Wendy joins a monthly call organized by IDefine that brings together the medical teams at Boston Children’s Hospital and Radboud University Medical Center in the Netherlands to discuss what they’re working on and other relevant information.

“A lot of what is discussed is well above my head, but I try to pull out of it the bits that are relevant and grasp the information to give to our families and share with the board. One of the things we’ve discovered is we need to translate what the geneticists tell us and what medical terms mean in normal words because we don’t always understand it. So, I think that is one of our roles.”

KleefstraSyndrome.org is also co-hosting monthly online “It Takes a Village” events aimed at educating, informing and community building. Topics have included addressing sensory issues, music therapy and meeting the Kleefstra Clinic team at Boston Children’s.

“We see that working together is for the better. There’s no point in duplicating anything. I feel that we can gain from IDefine, and hopefully IDefine can gain from us. You can’t do it all on your own.”

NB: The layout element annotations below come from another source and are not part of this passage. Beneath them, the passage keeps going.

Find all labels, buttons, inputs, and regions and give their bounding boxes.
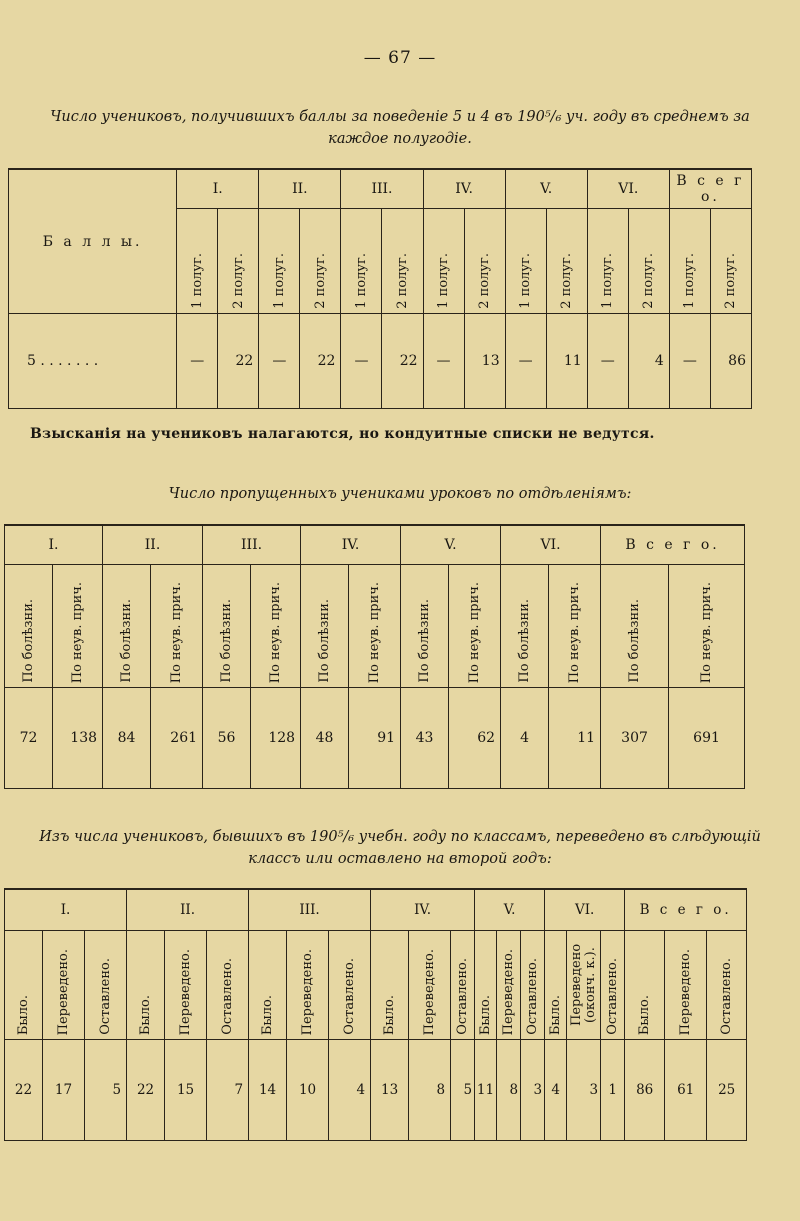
table2-cell: 261	[151, 688, 203, 789]
table1-cell: 13	[464, 314, 505, 409]
statement-punishments: Взысканія на учениковъ налагаются, но кондуитные списки не ведутся.	[30, 426, 655, 442]
caption-promotions: Изъ числа учениковъ, бывшихъ въ 190⁵/₆ учебн. году по классамъ, переведено въ слѣдующій классъ или оставлено на второй годъ:	[39, 829, 761, 867]
table2-cell: 43	[401, 688, 449, 789]
promotions-table	[4, 888, 747, 1141]
table2-sub: По неув. прич.	[549, 565, 601, 688]
table1-cell: —	[423, 314, 464, 409]
table2-subheader-row	[5, 565, 745, 688]
table1-sub-5-1: 1 полуг.	[505, 209, 546, 314]
table1-sub-2-2: 2 полуг.	[300, 209, 341, 314]
table2-sub: По неув. прич.	[151, 565, 203, 688]
table3-sub: Оставлено.	[521, 931, 545, 1040]
table2-sub: По болѣзни.	[103, 565, 151, 688]
table1-sub-total-2: 2 полуг.	[710, 209, 751, 314]
conduct-grades-table	[8, 168, 752, 409]
table3-sub: Было.	[545, 931, 567, 1040]
table1-sub-6-2: 2 полуг.	[628, 209, 669, 314]
table2-cell: 72	[5, 688, 53, 789]
table3-group-6: VI.	[545, 889, 625, 931]
table3-cell: 10	[287, 1040, 329, 1141]
table2-sub: По неув. прич.	[349, 565, 401, 688]
table2-cell: 128	[251, 688, 301, 789]
table2-data-row	[5, 688, 745, 789]
table2-cell: 62	[449, 688, 501, 789]
table2-sub: По неув. прич.	[449, 565, 501, 688]
table1-cell: —	[259, 314, 300, 409]
caption-missed-lessons: Число пропущенныхъ учениками уроковъ по отдѣленіямъ:	[168, 486, 632, 502]
table1-group-6: VI.	[587, 169, 669, 209]
table2-group-2: II.	[103, 525, 203, 565]
table3-cell: 7	[207, 1040, 249, 1141]
table1-group-3: III.	[341, 169, 423, 209]
table1-header-row	[9, 169, 752, 209]
table3-sub: Было.	[249, 931, 287, 1040]
table3-sub: Было.	[625, 931, 665, 1040]
table3-cell: 8	[409, 1040, 451, 1141]
table1-sub-6-1: 1 полуг.	[587, 209, 628, 314]
table2-cell: 56	[203, 688, 251, 789]
table2-group-total: В с е г о.	[601, 525, 745, 565]
table3-subheader-row	[5, 931, 747, 1040]
table2-sub: По неув. прич.	[251, 565, 301, 688]
table2-cell: 691	[669, 688, 745, 789]
table2-sub: По болѣзни.	[203, 565, 251, 688]
table3-cell: 14	[249, 1040, 287, 1141]
table3-group-3: III.	[249, 889, 371, 931]
table1-sub-2-1: 1 полуг.	[259, 209, 300, 314]
table3-cell: 22	[5, 1040, 43, 1141]
table3-sub: Переведено.	[165, 931, 207, 1040]
table3-group-4: IV.	[371, 889, 475, 931]
table3-sub: Оставлено.	[707, 931, 747, 1040]
table3-group-2: II.	[127, 889, 249, 931]
table1-sub-total-1: 1 полуг.	[669, 209, 710, 314]
table3-sub: Переведено (оконч. к.).	[567, 931, 601, 1040]
table3-cell: 3	[567, 1040, 601, 1141]
table3-sub: Было.	[127, 931, 165, 1040]
table2-group-3: III.	[203, 525, 301, 565]
table2-cell: 11	[549, 688, 601, 789]
grades-label: Б а л л ы.	[9, 169, 177, 314]
table1-cell: 86	[710, 314, 751, 409]
table1-cell: 4	[628, 314, 669, 409]
table1-sub-5-2: 2 полуг.	[546, 209, 587, 314]
table2-cell: 4	[501, 688, 549, 789]
table3-group-1: I.	[5, 889, 127, 931]
table2-group-4: IV.	[301, 525, 401, 565]
table3-sub: Было.	[371, 931, 409, 1040]
table3-cell: 17	[43, 1040, 85, 1141]
table3-cell: 22	[127, 1040, 165, 1141]
table3-cell: 25	[707, 1040, 747, 1141]
table3-sub: Оставлено.	[601, 931, 625, 1040]
table3-cell: 5	[85, 1040, 127, 1141]
table2-sub: По болѣзни.	[401, 565, 449, 688]
table1-group-1: I.	[177, 169, 259, 209]
table3-cell: 4	[545, 1040, 567, 1141]
table1-cell: —	[177, 314, 218, 409]
table3-sub: Переведено.	[409, 931, 451, 1040]
table2-sub: Пo неув. прич.	[669, 565, 745, 688]
table1-sub-3-1: 1 полуг.	[341, 209, 382, 314]
table2-header-row	[5, 525, 745, 565]
table3-cell: 11	[475, 1040, 497, 1141]
table3-sub: Оставлено.	[85, 931, 127, 1040]
table3-group-5: V.	[475, 889, 545, 931]
table3-cell: 3	[521, 1040, 545, 1141]
table2-sub: По неув. прич.	[53, 565, 103, 688]
table2-sub: По болѣзни.	[601, 565, 669, 688]
table2-sub: По болѣзни.	[501, 565, 549, 688]
table3-data-row	[5, 1040, 747, 1141]
table3-cell: 5	[451, 1040, 475, 1141]
table1-group-2: II.	[259, 169, 341, 209]
table3-sub: Оставлено.	[207, 931, 249, 1040]
table1-cell: —	[669, 314, 710, 409]
table1-group-5: V.	[505, 169, 587, 209]
table1-cell: 22	[300, 314, 341, 409]
table2-cell: 91	[349, 688, 401, 789]
table3-cell: 61	[665, 1040, 707, 1141]
table1-sub-4-1: 1 полуг.	[423, 209, 464, 314]
table1-sub-1-1: 1 полуг.	[177, 209, 218, 314]
table3-sub: Было.	[5, 931, 43, 1040]
table3-cell: 8	[497, 1040, 521, 1141]
table3-sub: Переведено.	[665, 931, 707, 1040]
caption-conduct-grades: Число учениковъ, получившихъ баллы за поведеніе 5 и 4 въ 190⁵/₆ уч. году въ среднемъ за каждое полугодіе.	[50, 109, 750, 147]
table1-sub-3-2: 2 полуг.	[382, 209, 423, 314]
table1-sub-4-2: 2 полуг.	[464, 209, 505, 314]
table3-sub: Оставлено.	[451, 931, 475, 1040]
table3-sub: Переведено.	[287, 931, 329, 1040]
table1-cell: 22	[382, 314, 423, 409]
table1-row-label: 5 . . . . . . .	[9, 314, 177, 409]
table3-header-row	[5, 889, 747, 931]
table3-cell: 86	[625, 1040, 665, 1141]
table2-cell: 307	[601, 688, 669, 789]
table3-cell: 4	[329, 1040, 371, 1141]
table1-cell: —	[505, 314, 546, 409]
table1-group-4: IV.	[423, 169, 505, 209]
table2-cell: 84	[103, 688, 151, 789]
table3-cell: 13	[371, 1040, 409, 1141]
table2-cell: 48	[301, 688, 349, 789]
page-number: — 67 —	[363, 48, 437, 68]
missed-lessons-table	[4, 524, 745, 789]
table3-sub: Было.	[475, 931, 497, 1040]
table1-cell: —	[587, 314, 628, 409]
table3-group-total: В с е г о.	[625, 889, 747, 931]
table3-sub: Переведено.	[43, 931, 85, 1040]
table2-cell: 138	[53, 688, 103, 789]
table2-group-6: VI.	[501, 525, 601, 565]
table1-cell: 22	[218, 314, 259, 409]
table3-cell: 15	[165, 1040, 207, 1141]
table3-sub: Оставлено.	[329, 931, 371, 1040]
table3-sub: Переведено.	[497, 931, 521, 1040]
table2-sub: По болѣзни.	[301, 565, 349, 688]
table2-sub: По болѣзни.	[5, 565, 53, 688]
table1-group-total: В с е г о.	[669, 169, 751, 209]
table1-data-row	[9, 314, 752, 409]
table1-cell: 11	[546, 314, 587, 409]
table1-cell: —	[341, 314, 382, 409]
table1-sub-1-2: 2 полуг.	[218, 209, 259, 314]
table3-cell: 1	[601, 1040, 625, 1141]
table2-group-5: V.	[401, 525, 501, 565]
table2-group-1: I.	[5, 525, 103, 565]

To that end, while Paul and Emma focus on caring for and working with William on a daily basis, Wendy is focused on supporting them as William’s grandparent, and other KS families as Kleefstrasyndrome.org. chair.

Despite William’s challenges, being non-verbal, and only being able to stand for a few minutes at a time, and sensory issues, Wendy says that he is a very happy boy who loves music and has a great sense of humor.

“If we make a mess, an error, or trip, or anything like that, he giggles his head off. You know, if he fell over, he wouldn’t cry, he would just laugh.”